Est-ce profane de lire Marguerite Duras dans un Starbucks a l’aéroport de Xi’an, en mangeant un roll cake et en buvant un cappuccino au lait d’avoine ? Après une semaine à déguster les mets faits maison du cuisinier de Xiaodushan, j’avais une envie irrésistible de café hipster, même dans une chaîne – et d’une pâtisserie sucrée. Pause salutaire très courte avant de replonger dans l’ERC. Le 6 novembre sera une délivrance, mais l’élan partagé à quatre, la fluidité et la confiance valent toute la peine.

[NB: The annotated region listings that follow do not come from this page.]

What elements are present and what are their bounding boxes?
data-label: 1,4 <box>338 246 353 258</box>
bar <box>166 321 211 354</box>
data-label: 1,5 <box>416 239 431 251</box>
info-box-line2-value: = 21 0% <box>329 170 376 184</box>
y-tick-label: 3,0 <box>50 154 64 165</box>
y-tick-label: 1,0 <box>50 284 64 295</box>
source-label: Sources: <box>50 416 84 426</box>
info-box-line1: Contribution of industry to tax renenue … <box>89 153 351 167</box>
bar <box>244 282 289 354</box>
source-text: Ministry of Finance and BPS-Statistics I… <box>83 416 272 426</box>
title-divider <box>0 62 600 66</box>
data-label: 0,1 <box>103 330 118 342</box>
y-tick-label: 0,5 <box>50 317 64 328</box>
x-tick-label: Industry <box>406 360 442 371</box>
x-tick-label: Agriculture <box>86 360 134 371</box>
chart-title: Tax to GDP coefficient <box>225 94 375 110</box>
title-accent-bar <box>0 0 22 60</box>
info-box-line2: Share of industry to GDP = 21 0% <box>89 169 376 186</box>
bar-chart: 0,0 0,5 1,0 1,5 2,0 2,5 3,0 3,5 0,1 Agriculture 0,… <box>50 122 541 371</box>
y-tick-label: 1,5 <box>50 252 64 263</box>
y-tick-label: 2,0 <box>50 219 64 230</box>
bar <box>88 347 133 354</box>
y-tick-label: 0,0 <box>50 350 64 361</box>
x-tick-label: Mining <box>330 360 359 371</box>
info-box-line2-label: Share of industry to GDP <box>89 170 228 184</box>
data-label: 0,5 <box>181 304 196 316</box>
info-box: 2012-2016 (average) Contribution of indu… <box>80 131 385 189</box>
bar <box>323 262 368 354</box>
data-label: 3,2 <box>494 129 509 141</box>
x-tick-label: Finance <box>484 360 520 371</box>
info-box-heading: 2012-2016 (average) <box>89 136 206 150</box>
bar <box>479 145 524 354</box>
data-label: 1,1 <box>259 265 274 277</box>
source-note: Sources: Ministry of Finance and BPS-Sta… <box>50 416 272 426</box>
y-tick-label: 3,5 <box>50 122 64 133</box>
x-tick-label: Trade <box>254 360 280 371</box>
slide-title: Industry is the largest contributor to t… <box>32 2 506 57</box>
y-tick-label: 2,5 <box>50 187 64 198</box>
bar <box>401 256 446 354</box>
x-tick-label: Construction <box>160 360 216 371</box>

Autour de nous, tout écrit, c’est ça qu’il faut arriver à percevoir, tout écrit, la mouche, elle, elle écrit, sur les murs, elle a beaucoup écrit dans la lumière de la grande salle, réfractée par l’étang. Elle pourrait tenir dans une page entière, l’écriture de la mouche. Alors elle serait une écriture. Du moment qu’elle pourrait l’être, elle est déjà une écriture. Un jour, peut-être, au cours des siècles à venir, on lirait cette écriture, elle serait déchiffrée elle aussi, et traduite. Et l’immensité d’un poème illisible se déploierait dans le ciel.
Et finalement je vois les grottes de Mogao. Un peu trop rapidement à cause de l’imminence de mon vol, mais dans les conditions idéales d’un site quasi vide, en basse saison.
Grotte 17, cette salle minuscule cachée dans le mur d’une grande chapelle, c’est là que les manuscrits de Dunhuang ont été trouvés, dont la première carte céleste connue de l’Humanité. Une salle l’air de rien, peinte de verdure, la statue de l’érudit assis au centre, une sorte de brique poreuse tapissant le sol. C’est là que Paul Pelliot et Aurel Stein se sont assis avec leurs bougies en 1907 pour faire leur sélection de rouleaux à acheter (à prix ridicule).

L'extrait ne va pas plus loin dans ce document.